In 2003, the Mississippi Blues Commission was created to promote the understanding of blues history, primarily by installing Mississippi Blues Trail markers across the state to identify significant contributions to the Blues’ musical heritage. In 2006, the first handful of markers was installed. Now there are just over 200 markers, giving blues fans – or casual travelers – a scavenger hunt of music history. The sites run the gamut from city streets to cotton fields, train depots to cemeteries, radio stations, historic homes and clubs to churches and cover most of Mississippi along the Delta, reaching out of state for an additional 16 reaching from Chicago, Illinois to Pensacola, Florida. The Pensacola marker, Marker No. 203, will be the second marker recognized in Florida.

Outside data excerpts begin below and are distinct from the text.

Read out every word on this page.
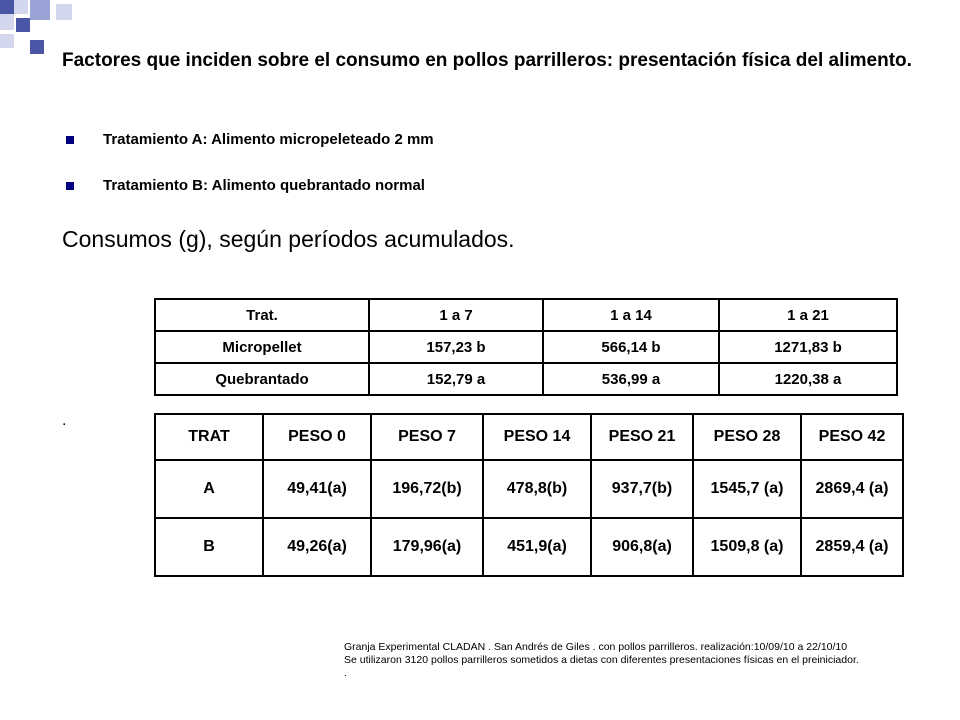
Factores que inciden sobre el consumo en pollos parrilleros: presentación física del alimento.
Tratamiento A: Alimento micropeleteado 2 mm
Tratamiento B: Alimento quebrantado normal
Consumos (g), según períodos acumulados.
Trat.	1 a 7	1 a 14	1 a 21
Micropellet	157,23 b	566,14 b	1271,83 b
Quebrantado	152,79 a	536,99 a	1220,38 a
.
TRAT	PESO 0	PESO 7	PESO 14	PESO 21	PESO 28	PESO 42
A	49,41(a)	196,72(b)	478,8(b)	937,7(b)	1545,7 (a)	2869,4 (a)
B	49,26(a)	179,96(a)	451,9(a)	906,8(a)	1509,8 (a)	2859,4 (a)
Granja Experimental CLADAN . San Andrés de Giles . con pollos parrilleros. realización:10/09/10 a 22/10/10
Se utilizaron 3120 pollos parrilleros sometidos a dietas con diferentes presentaciones físicas en el preiniciador.
.
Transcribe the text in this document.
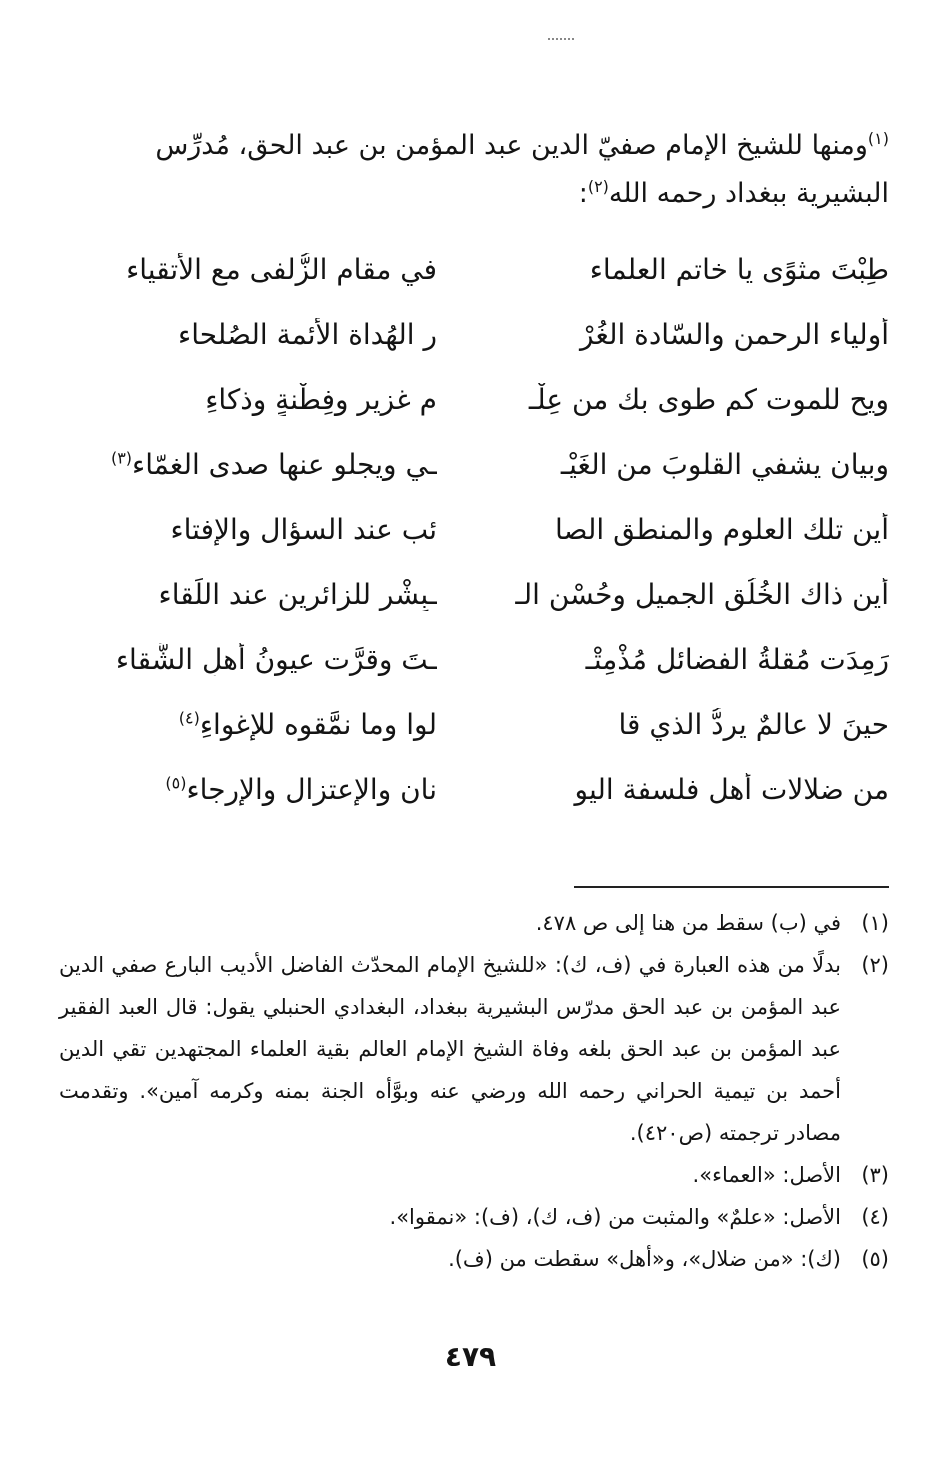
$^{(١)}$ومنها للشيخ الإمام صفيّ الدين عبد المؤمن بن عبد الحق، مُدرِّس

البشيرية ببغداد رحمه الله$^{(٢)}$:

طِبْتَ مثوًى يا خاتم العلماء
في مقام الزُّلفى مع الأتقياء
أولياء الرحمن والسّادة الغُرْ
رِ الهُداة الأئمة الصُلحاء
ويح للموت كم طوى بك من عِلْـ
مِ غزيرٍ وفِطْنةٍ وذكاءِ
وبيان يشفي القلوبَ من الغَيْـ
ـيِ ويجلو عنها صدى الغمّاء$^{(٣)}$
أين تلك العلوم والمنطق الصا
ئب عند السؤال والإفتاء
أين ذاك الخُلُق الجميل وحُسْن الـ
ـبِشْر للزائرين عند اللِّقاء
رَمِدَت مُقلةُ الفضائل مُذْمِتْـ
ـتَ وقرَّت عيونُ أهلِ الشَّقاء
حينَ لا عالمٌ يردُّ الذي قا
لوا وما نمَّقوه للإغواءِ$^{(٤)}$
من ضلالات أهل فلسفة اليو
نان والإعتزال والإرجاء$^{(٥)}$
(١)
في (ب) سقط من هنا إلى ص ٤٧٨.
(٢)
بدلًا من هذه العبارة في (ف، ك): «للشيخ الإمام المحدّث الفاضل الأديب البارع صفي الدين عبد المؤمن بن عبد الحق مدرّس البشيرية ببغداد، البغدادي الحنبلي يقول: قال العبد الفقير عبد المؤمن بن عبد الحق بلغه وفاة الشيخ الإمام العالم بقية العلماء المجتهدين تقي الدين أحمد بن تيمية الحراني رحمه الله ورضي عنه وبوَّأه الجنة بمنه وكرمه آمين». وتقدمت مصادر ترجمته (ص٤٢٠).
(٣)
الأصل: «العماء».
(٤)
الأصل: «علمٌ» والمثبت من (ف، ك)، (ف): «نمقوا».
(٥)
(ك): «من ضلال»، و«أهل» سقطت من (ف).
٤٧٩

Jim O’Neal is research director and lead writer with the Mississippi Blues Trail historical marker project and a founding editor of America’s first blues magazine, Living Blues. His articles and photographs have appeared in Rolling Stone, the Chicago Tribune, the New York Times, Down Beat, and many other publications. Additionally, he has helped organize a number of blues festivals in and has worked as a record producer, film consultant, and tour guide O’Neal has been chairman of the Blues Hall of Fame selection committee for the Blues Foundation in Memphis since being inducted into the Blues Hall of Fame in 2002.

The Belmont DeVilliers Neighborhood applied to the Commission for a marker based on the rich musical history of the neighborhood spanning a number of decades. Once the application and documentation were submitted, the application went before the Commission for consideration. Once the Commission determined the significance of the site, the application was then turned over to scholars for further research and documentation. After the year-long process, the Commission voted unanimously for a Blues Marker at the intersection of Belmont DeVilliers.

The marker will recognize Pensacola, as an important early center of blues, ragtime, vaudeville and jazz activity, which developed into a regional cornerstone of the “chitlin’ circuit” in later years. Touring blues, jazz and rhythm & blues acts and local bands found a welcome base here in the Belmont-DeVilliers African-American business and entertainment district for several decades. Mississippi-born performers such as B.B. King, Junior Parker and Sam Cooke contributed to the vibrant nightlife in the neighborhood’s theaters and clubs.The Belmont DeVilliers neighborhood served as a stopping point for touring musicians and a place where local musicians could develop. Additionally,
The marker also recognizes the work of those in the neighborhood that help to foster the growth and appreciate of the blues through their commitment to the neighborhood including Gussie Streeter of Gussie’s Record Shop and Abe Pierce Sr, of Abe’s 506 and Savoy Ballroom.

The ceremony will feature a dedication from the Director of the Mississippi Blues Commission, Kamel King, Sentor Terry Burton (MS), Mayor Grover Robinson, County Commissioner Lumon May, Steve Hayes of Visit Pensacola, and Eddie Todd of Belmont-DeVilliers Neighborhood Association. Additionally, neighborhood leaders will be recognized including Gussie Streeter of Gussie’s Record Shop (currently Five Sisters Blues Café), the Pierce family (Abe’s 506, Savoy) and many more.

At the conclusion of the dedication and unveiling, the Belmont All-Star band will perform a live music jam session at the intersection featuring performers from the past including Vivian Lamont, Earnest Stanberry and others.

The Pensacola Blues marker is located at the corner of Belmont and DeVilliers streets. This is at Five Sisters’ Blues Café, the former site of Gussie’s Record Shop and the historical African-American business entertainment district. The entire Mississippi Blues Trail is self-guided and available on an app as well as in a printed version and on Google Maps.